Es verdad que la intensa sequía que dura más de tres años tiene mucho que ver con esta situación, pues obliga a decenas de miles de familias a desplazarse cada vez más lejos en busca de agua, llevando consigo a sus hijos y lo poco que poseen.
Sin embargo, existen en el fondo factores históricos, militares y políticos que no podemos dejar de analizar, porque son la raíz de estos sufrimientos que se extienden por casi todo el continente.
La actual Somalia surgió de manera formal el 1 de enero de 1960 cuando se unieron los territorios que hasta ese momento estuvieron bajo dominación colonial británica e italiana. Otra porción de su geografía, controlada por Francia, se independizó después y dio lugar a lo que ahora es Djibuti.

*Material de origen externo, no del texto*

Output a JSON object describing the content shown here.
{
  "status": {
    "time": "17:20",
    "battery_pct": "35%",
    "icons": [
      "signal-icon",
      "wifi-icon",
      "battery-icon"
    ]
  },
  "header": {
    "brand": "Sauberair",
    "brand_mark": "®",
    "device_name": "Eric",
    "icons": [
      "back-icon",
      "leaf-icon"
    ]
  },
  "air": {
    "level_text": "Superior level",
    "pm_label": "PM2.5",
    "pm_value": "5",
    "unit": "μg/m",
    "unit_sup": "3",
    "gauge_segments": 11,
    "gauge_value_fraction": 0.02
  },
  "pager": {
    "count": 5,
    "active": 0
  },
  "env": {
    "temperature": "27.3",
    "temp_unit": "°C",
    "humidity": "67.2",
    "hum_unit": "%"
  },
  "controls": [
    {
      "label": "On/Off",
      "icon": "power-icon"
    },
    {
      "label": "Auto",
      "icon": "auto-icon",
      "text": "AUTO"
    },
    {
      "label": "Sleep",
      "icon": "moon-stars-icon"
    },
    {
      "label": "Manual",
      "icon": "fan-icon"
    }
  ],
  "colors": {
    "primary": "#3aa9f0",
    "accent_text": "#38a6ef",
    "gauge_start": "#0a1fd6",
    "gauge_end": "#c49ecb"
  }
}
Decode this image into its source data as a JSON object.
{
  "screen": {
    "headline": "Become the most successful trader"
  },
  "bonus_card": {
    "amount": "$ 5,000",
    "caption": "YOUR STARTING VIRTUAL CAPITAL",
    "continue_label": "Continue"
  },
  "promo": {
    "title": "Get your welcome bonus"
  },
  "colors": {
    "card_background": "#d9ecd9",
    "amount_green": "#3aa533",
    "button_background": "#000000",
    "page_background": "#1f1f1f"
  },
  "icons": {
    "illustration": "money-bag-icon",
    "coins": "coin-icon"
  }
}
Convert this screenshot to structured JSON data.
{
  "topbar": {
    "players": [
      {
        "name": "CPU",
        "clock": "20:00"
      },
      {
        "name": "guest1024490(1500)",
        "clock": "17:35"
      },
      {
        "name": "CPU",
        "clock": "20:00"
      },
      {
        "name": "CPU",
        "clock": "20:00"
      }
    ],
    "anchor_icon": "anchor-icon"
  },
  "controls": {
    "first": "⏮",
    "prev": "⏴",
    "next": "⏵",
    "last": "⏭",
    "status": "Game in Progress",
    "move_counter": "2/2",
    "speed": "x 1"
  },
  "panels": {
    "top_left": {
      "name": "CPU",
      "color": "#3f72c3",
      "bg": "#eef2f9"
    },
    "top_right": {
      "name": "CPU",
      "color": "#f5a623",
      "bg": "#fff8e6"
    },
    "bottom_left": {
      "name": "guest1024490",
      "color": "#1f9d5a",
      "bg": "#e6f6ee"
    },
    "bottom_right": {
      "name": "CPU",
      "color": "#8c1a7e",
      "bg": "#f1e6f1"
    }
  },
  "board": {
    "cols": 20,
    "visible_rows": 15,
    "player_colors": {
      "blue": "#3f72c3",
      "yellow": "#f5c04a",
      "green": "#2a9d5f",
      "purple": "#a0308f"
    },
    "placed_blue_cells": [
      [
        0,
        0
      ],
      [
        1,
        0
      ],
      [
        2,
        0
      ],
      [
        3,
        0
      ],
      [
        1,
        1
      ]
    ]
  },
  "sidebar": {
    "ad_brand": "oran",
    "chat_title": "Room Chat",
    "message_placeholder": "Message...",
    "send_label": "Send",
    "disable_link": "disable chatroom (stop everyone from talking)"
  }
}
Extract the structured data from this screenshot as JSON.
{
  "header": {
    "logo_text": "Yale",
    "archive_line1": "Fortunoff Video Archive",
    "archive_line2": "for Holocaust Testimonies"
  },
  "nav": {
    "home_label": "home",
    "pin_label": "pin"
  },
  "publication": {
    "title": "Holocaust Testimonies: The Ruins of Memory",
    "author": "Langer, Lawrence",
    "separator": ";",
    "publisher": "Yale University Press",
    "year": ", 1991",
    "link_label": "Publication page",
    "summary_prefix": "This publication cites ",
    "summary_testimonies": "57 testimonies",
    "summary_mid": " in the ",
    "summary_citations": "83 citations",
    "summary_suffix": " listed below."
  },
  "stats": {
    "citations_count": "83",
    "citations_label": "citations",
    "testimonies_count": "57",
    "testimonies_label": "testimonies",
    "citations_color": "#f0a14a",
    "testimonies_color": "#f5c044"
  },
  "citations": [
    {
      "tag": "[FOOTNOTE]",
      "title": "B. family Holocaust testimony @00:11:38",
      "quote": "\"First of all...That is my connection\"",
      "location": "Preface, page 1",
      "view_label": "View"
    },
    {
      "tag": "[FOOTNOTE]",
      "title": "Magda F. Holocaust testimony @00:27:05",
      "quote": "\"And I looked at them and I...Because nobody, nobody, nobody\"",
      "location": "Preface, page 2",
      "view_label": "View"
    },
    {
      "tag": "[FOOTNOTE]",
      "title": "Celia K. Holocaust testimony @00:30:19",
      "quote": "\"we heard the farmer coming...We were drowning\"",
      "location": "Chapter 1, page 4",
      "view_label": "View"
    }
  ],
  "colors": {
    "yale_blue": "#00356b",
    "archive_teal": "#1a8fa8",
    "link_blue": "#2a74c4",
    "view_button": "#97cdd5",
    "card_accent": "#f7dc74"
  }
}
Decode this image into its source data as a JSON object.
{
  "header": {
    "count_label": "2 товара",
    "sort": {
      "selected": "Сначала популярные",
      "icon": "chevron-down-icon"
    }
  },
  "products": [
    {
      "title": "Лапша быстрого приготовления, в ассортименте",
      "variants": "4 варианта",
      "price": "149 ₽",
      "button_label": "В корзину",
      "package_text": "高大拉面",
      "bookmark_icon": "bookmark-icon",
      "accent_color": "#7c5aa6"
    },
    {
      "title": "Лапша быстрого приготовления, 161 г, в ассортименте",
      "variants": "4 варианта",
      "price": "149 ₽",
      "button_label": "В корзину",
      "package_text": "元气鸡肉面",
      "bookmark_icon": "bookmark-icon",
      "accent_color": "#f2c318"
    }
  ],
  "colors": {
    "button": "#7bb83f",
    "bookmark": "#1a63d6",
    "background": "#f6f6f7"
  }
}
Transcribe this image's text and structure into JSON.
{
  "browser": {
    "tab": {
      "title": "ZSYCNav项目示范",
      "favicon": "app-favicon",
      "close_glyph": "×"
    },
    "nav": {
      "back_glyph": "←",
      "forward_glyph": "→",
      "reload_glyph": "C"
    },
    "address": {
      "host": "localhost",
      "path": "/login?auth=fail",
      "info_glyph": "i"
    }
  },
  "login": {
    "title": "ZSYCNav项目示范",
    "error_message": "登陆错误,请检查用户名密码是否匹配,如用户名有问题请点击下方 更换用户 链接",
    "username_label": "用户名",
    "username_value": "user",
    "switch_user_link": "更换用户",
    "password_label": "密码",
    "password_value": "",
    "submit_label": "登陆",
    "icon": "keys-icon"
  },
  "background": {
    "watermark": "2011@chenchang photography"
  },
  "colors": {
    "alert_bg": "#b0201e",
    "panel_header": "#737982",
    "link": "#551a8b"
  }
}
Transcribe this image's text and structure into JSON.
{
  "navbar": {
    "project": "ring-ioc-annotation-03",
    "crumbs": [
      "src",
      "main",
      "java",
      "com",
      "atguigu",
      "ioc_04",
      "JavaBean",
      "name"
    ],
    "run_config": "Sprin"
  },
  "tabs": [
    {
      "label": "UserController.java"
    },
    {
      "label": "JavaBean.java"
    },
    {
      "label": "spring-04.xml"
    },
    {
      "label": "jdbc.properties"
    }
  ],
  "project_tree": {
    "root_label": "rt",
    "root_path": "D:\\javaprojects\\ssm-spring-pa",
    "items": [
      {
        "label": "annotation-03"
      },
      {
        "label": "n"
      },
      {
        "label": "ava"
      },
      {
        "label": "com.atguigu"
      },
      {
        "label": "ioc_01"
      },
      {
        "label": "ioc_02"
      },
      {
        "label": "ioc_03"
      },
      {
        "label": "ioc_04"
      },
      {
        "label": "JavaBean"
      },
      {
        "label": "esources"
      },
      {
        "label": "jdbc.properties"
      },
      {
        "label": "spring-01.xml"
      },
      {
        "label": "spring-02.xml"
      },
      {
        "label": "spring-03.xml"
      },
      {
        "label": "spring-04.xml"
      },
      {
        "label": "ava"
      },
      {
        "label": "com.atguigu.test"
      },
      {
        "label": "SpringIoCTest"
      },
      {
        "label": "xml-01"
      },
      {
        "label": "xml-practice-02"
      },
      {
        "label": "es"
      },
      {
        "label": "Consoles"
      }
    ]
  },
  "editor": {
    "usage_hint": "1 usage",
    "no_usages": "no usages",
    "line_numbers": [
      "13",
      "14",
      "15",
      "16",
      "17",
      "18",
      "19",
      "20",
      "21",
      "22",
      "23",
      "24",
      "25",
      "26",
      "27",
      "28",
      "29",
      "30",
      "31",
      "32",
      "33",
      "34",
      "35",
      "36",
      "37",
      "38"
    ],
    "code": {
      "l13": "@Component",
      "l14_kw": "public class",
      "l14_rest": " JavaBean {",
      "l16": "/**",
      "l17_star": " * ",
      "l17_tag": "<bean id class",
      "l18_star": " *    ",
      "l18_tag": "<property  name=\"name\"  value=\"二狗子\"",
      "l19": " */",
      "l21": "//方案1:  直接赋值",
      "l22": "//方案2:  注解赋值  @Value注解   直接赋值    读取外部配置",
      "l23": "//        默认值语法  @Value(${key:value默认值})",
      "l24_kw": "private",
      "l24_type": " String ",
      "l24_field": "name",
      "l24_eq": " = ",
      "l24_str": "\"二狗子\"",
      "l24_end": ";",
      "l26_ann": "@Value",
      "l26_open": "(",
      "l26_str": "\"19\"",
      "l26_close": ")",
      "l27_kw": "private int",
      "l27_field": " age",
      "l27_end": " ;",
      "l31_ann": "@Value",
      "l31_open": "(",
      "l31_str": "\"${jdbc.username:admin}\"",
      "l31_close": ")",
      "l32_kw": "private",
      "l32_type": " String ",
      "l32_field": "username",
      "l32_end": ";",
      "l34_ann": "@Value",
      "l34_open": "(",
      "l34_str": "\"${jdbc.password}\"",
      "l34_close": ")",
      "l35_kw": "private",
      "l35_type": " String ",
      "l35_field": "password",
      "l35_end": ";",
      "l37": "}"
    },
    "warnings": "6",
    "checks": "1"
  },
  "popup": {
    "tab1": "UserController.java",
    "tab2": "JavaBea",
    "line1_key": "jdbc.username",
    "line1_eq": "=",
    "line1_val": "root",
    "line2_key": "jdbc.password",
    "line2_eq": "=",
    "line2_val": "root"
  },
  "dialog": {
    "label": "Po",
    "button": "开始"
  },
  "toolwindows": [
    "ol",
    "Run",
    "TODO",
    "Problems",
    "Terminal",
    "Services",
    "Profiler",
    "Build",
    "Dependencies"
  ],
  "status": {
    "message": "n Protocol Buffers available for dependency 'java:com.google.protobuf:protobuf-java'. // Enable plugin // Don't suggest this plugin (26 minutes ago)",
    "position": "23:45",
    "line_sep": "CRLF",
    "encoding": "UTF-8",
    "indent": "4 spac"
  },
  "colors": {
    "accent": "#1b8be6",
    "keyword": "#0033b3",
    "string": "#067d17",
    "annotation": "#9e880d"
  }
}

Sobrevinieron tres décadas de conflictos, desgajamientos, y guerras que impidieron a ese país funcionar, hasta que en 1991 el Estado dejó de existir debido a una ruinosa guerra civil que se prolongó varios años. La ONU intentó intervenir y Estados Unidos envió tropas bajo el pretexto de asegurar la asistencia humanitaria, cuando en realidad lo que pretendías era garantizar su control sobre una zona estratégicamente ubicada a un costado del golfo de Adén y paso obligado hacia el canal de Suez.
Recordarán que Washington debió salir de Somalia con la cola entre las piernas tras la emboscada tendida el 3 de octubre de 1993, cuando rebeldes armados, con pertrechos estadounidenses por cierto, aniquilaron a una fuerza de tropas élite en Mogadiscio.
Fue hasta el año 2000 que se logró un precario pacto, si bien los combates continuaron, hasta que en 2009 se sentaron las bases de un nuevo gobierno que, como si fuese castigo divino, desde 2011 enfrenta un período de hambruna, sequías y muertes masivas.
Los datos del país son aterradores. La esperanza de vida al nacer ronda los 50 años, la mortalidad infantil supera con creces los cien por cada mil, y este año puede ocurrir allí una de las peores tragedias humanitarias de las últimas décadas.
Mientras los niños de Somalia carecen de futuro, no en el país de nunca jamás, sino en el que nunca fue, el mundo gasta en armas un millón de millones 686 mil millones de dólares, una cifra loca que muestra el carácter desatinado de nuestra especie.